Sampling: 2,000 posterior draws (after 1,000 tuning) with target_accept=0.9 for robust convergence.
import pymc3 as pm
with pm.Model() as rental_model:
# Priors
α = pm.Normal("α", mu=0, sigma=1) # intercept
β = pm.Normal("β", mu=0, sigma=1, shape=X_train_s.shape[1])
σ = pm.HalfNormal("σ", sigma=1) # noise scale
# Linear predictor
μ = α + pm.math.dot(X_train_s, β)
# Likelihood: daily_rate observed
Y_obs = pm.Normal("Y_obs", mu=μ, sigma=σ, observed=y_train)
# MCMC sampling
trace = pm.sample(
draws=2000, # posterior draws
tune=1000, # burn‑in
target_accept=0.9,
return_inferencedata=True
)
Posterior Analysis & Point Predictions
- Posterior predictive: Generates predictive distributions, from which we compute point forecasts and a 94% Highest Posterior Density interval.
- Evaluation: Mean Absolute Error on held‑out machines quantifies the average deviation of our rate predictions.
import arviz as az
from sklearn.metrics import mean_absolute_error
# Summarize posterior
az.summary(trace, round_to=2)
# Posterior predictive sampling
with rental_model:
ppc = pm.sample_posterior_predictive(trace, var_names=["Y_obs"])
# Posterior means for α and β
α_post = trace.posterior["α"].mean().item()
β_post = trace.posterior["β"].mean(dim=["chain","draw"]).values
# Point forecasts
y_pred = α_post + X_test_s.dot(β_post)
# Evaluate MAE
mae = mean_absolute_error(y_test, y_pred)
print(f"Test MAE: ${mae:.2f} per day")
Visualise Predictions & Credible Intervals
By varying machine‐hours (wear) and holding other features constant, we plot both the posterior mean rental rate curve and its 94% credible band—showing how higher‑hour machines command lower rates and how uncertain that relationship is.
import numpy as np
import matplotlib.pyplot as plt
# Sweep 'hours' (machine wear) from min to max
hours_grid = np.linspace(X_train_s[:,1].min(), X_train_s[:,1].max(), 100)

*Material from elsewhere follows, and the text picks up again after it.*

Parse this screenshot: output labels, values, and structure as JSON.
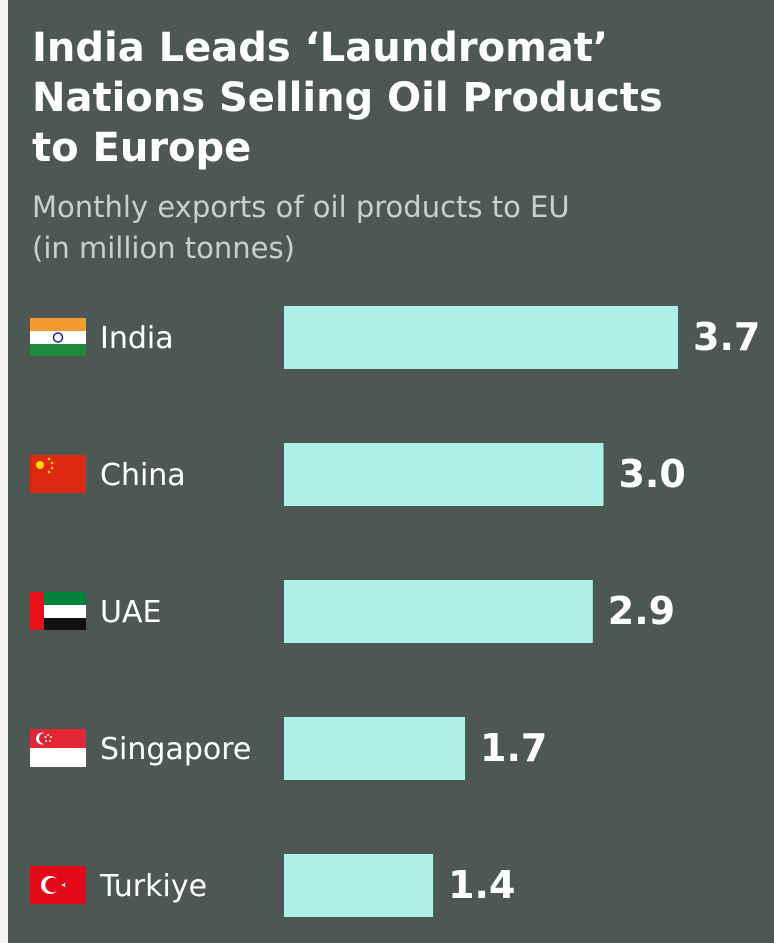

grid = np.median(X_train_s, axis=0)[None,:].repeat(100, axis=0)
grid[:,1] = hours_grid
with rental_model:
ppc_grid = pm.sample_posterior_predictive(trace,
var_names=["Y_obs"],
samples=1000)
preds = ppc_grid["Y_obs"]
mean_pred = preds.mean(axis=0)
hpd = az.hdi(preds, hdi_prob=0.94)
# Back-transform hours
hours_orig = scaler.inverse_transform(grid)[:,1]
plt.figure(figsize=(8,5))
plt.plot(hours_orig, mean_pred, label="Posterior mean")
plt.fill_between(hours_orig, hpd[:,0], hpd[:,1], alpha=0.3,
label="94% credible interval")
plt.scatter(
scaler.inverse_transform(X_test_s)[:,1],
y_test, color="k", alpha=0.5, label="Test data"
)
plt.xlabel("Machine Hours")
plt.ylabel("Estimated Daily Rental Rate (USD)")

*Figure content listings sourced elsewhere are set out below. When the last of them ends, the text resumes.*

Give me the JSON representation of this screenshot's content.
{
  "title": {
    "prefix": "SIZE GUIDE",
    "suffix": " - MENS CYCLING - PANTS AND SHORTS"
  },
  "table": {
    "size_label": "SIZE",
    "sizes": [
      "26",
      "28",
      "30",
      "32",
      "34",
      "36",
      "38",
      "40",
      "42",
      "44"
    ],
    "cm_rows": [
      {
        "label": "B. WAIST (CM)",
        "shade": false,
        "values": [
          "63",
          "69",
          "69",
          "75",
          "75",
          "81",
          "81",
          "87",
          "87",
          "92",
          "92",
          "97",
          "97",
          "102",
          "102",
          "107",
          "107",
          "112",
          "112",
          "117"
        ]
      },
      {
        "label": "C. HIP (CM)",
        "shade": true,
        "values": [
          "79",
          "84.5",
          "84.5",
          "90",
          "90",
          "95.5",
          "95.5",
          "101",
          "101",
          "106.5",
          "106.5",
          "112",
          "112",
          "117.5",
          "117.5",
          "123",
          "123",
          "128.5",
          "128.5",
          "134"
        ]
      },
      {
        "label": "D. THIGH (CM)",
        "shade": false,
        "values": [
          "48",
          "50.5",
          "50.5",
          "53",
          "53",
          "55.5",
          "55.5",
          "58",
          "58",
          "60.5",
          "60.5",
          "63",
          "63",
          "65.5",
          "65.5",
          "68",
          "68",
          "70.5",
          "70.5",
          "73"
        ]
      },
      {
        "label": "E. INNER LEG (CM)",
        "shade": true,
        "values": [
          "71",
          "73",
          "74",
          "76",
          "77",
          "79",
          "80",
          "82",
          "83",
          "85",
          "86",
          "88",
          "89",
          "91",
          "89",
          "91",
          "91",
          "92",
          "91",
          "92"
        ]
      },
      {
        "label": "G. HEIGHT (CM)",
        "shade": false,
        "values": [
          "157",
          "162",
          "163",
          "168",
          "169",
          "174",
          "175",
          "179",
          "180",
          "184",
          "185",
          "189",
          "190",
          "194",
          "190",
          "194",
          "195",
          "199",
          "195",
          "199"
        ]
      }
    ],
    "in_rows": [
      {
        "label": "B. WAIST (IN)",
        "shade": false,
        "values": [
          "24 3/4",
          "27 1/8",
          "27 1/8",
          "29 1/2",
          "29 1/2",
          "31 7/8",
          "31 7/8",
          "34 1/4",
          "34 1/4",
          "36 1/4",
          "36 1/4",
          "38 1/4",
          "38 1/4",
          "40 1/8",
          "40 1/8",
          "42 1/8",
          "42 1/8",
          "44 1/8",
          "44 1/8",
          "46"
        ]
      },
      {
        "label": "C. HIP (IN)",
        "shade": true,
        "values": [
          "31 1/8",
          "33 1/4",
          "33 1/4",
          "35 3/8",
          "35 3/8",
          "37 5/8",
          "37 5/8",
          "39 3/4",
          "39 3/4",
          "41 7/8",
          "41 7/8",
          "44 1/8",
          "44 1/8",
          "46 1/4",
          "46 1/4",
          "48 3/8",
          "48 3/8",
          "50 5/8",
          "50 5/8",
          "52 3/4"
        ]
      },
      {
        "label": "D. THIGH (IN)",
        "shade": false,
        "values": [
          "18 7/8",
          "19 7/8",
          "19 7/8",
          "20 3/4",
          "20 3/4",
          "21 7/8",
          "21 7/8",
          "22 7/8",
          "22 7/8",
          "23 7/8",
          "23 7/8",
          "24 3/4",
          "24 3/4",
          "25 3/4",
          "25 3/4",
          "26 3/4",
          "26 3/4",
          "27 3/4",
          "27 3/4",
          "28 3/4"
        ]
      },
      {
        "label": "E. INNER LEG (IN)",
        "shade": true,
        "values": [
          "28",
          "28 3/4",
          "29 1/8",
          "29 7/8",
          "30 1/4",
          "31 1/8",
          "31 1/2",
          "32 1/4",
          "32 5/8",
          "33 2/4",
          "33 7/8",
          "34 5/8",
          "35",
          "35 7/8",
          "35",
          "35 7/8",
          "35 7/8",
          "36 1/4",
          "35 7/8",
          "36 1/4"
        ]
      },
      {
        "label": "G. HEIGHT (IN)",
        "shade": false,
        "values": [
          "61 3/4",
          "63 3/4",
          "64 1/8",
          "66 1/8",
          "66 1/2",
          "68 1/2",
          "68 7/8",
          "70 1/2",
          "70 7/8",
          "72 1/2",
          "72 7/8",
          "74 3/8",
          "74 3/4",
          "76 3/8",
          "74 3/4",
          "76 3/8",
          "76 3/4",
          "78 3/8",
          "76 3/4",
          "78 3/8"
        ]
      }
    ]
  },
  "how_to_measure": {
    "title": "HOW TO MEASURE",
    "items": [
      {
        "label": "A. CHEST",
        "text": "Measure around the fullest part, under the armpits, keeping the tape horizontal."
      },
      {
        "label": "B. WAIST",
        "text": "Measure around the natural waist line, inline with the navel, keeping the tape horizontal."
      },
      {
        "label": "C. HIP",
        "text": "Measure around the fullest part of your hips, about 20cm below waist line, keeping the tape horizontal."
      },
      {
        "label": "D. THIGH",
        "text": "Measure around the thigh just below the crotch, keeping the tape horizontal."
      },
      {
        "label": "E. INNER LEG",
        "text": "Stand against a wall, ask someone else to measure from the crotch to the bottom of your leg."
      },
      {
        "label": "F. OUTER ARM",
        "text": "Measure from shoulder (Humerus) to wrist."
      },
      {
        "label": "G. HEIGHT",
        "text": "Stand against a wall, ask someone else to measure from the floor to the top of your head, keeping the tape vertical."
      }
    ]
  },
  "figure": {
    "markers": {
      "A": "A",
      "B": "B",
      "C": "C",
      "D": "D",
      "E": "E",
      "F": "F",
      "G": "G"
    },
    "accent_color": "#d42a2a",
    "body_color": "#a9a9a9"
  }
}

plt.title("Bayesian Regression: Rate vs. Machine Hours")
plt.legend()
plt.tight_layout()
plt.show()
Summary
This Bayesian Regression workflow for Equipment Rental Cost Prediction delivers:
1. Point forecasts of daily rental rates from machine attributes and wear metrics.
2. Credible intervals that quantify prediction uncertainty—key for contract negotiations and fleet utilization planning.
3. Actionable insights: rental companies can price equipment under uncertainty, plan maintenance cycles, and optimize fleet deployment with risk‑aware rate estimates.